Sobota Wielkanocna 2 kwietnia 2016 Patrzy na nas Jan Paweł II z nieba już od 11 lat. Nie nadąża zmieniać miejsca, bo wszak wypada Mu, jako patronowi, przysiąść choćby na chwilkę na placach, ulicach i alejach swojego imienia, na moment wpaść do szkół, gimnazjów, liceów i uniwersytetów papieskich. Próbuje rozpoznać swoje oblicze i posturę w setkach pomników, jakie my, wdzięczni rodacy, wznieśliśmy ku Jego czci.
Tak patrzy i patrzy na nas, nasz ukochany przecież Ojciec Święty i przypomina, przypomina, bo wie, że Go nie czytamy. „Trzeba wam spojrzenia miłości, aby dostrzec obok siebie brata, który wraz z utratą pracy, dachu nad głową, możliwości godnego utrzymania rodziny i wykształcenia dzieci doznaje poczucia opuszczenia, zagubienia i beznadziei. Potrzeba “wyobraźni miłosierdzia”, aby przyjść z pomocą dziecku zaniedbanemu duchowo i materialnie; aby nie odwracać się od chłopca czy dziewczyny, którzy zagubili się w świecie różnorakich uzależnień lub przestępstwa; aby nieść radę, pocieszenie, duchowe i moralne wsparcie tym, którzy podejmują wewnętrzną walkę ze złem”.

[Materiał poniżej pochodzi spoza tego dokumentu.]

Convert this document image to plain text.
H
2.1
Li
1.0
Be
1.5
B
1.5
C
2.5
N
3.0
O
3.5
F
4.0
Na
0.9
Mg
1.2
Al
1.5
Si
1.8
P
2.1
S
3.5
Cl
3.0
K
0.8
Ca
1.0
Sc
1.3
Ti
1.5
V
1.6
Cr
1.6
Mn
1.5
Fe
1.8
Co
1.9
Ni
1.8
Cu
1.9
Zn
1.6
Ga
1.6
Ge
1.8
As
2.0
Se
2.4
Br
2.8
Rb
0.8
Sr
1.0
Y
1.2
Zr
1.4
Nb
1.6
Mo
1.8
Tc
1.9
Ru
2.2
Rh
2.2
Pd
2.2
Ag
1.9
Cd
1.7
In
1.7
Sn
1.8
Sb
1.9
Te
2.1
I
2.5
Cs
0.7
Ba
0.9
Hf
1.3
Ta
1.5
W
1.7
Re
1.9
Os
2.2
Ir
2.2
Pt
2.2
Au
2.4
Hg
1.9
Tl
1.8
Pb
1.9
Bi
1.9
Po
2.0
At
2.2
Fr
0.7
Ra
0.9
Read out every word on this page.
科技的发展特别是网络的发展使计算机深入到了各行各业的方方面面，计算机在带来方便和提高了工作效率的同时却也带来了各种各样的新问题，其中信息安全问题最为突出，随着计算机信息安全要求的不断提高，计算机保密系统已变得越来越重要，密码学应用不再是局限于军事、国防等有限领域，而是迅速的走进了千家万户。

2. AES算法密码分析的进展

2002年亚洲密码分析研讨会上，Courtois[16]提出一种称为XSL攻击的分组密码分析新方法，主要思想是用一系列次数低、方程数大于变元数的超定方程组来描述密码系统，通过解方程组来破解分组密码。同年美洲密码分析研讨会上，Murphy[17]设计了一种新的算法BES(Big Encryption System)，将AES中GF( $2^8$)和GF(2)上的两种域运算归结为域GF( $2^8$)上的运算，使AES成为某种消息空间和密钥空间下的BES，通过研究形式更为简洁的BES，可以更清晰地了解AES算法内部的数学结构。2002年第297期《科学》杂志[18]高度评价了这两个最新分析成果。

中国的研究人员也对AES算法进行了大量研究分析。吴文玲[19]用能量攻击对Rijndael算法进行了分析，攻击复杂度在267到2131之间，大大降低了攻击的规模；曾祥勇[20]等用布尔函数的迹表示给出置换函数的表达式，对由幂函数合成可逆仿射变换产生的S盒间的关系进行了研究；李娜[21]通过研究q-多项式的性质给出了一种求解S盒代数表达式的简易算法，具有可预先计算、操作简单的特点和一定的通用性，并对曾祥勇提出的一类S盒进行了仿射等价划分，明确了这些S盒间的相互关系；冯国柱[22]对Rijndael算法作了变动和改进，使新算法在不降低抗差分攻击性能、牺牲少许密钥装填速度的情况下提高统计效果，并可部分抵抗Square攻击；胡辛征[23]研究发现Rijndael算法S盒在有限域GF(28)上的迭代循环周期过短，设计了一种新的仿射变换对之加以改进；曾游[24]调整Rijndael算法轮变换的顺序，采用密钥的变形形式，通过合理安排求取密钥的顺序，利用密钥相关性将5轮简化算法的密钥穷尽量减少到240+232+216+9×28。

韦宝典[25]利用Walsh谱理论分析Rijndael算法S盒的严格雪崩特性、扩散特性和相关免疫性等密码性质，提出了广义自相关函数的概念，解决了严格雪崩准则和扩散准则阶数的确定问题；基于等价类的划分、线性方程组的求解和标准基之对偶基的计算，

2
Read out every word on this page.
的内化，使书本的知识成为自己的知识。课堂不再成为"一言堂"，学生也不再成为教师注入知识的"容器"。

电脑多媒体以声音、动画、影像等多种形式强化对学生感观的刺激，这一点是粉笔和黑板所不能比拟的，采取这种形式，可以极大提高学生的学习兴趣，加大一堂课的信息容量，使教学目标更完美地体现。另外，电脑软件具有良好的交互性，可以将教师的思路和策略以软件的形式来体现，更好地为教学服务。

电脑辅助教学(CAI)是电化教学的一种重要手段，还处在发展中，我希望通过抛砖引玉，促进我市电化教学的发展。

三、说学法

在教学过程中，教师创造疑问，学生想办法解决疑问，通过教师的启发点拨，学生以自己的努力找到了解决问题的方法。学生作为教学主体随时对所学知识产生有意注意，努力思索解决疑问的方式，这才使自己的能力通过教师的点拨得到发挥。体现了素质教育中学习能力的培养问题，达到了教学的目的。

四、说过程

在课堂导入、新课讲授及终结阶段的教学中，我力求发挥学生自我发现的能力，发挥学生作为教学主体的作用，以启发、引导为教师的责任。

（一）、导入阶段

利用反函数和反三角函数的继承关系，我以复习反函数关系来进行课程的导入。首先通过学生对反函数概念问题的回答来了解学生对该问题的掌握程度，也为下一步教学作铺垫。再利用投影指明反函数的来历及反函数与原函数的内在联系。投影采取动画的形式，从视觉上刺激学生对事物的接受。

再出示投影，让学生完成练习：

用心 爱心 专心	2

Tak szepce do nas rodaków, bo Go wspominamy a nie słuchamy. Musi szeptać, może komuś z nas wskoczy jakieś słowo w ucho. „Czyż zatem nie można zaradzić czynną braterską pomocą którejś z tak licznych form ubóstwa na naszym świecie? Mam tu na myśli tragedię głodu, który dręczy setki milionów istot ludzkich, mam na myśli choroby nękające kraje na drodze rozwoju, samotność starców, trudności przeżywane przez bezrobotnych, przeciwności losu znoszone przez emigrantów”. Z emigrantami, uchodźcami, Ojcze Święty, to na razie niech sobie poradzą Niemcy.
Tak, umiłowany Ojcze Święty, mamy Twoje pomniki, ulice i szkoły. Bardzo Cię kochamy. Już 11 lat wstawiasz się za nami z nieba. Mamy tu, w Twojej, naszej Ojczyźnie, trochę głodnych, bezdomnych, uchodźców, więźniów, starych i samotnych, pogubione dzieci. Wiemy, że Ty o nich pamiętasz, pomodlimy się do Ciebie za nich.
Trochę inaczej żyjemy i postępujemy niż nas uczyłeś. Wierzymy jednak, że nadal w nas wierzysz. I już niedługo zrobimy wszystko zgodnie z Twoją nauką.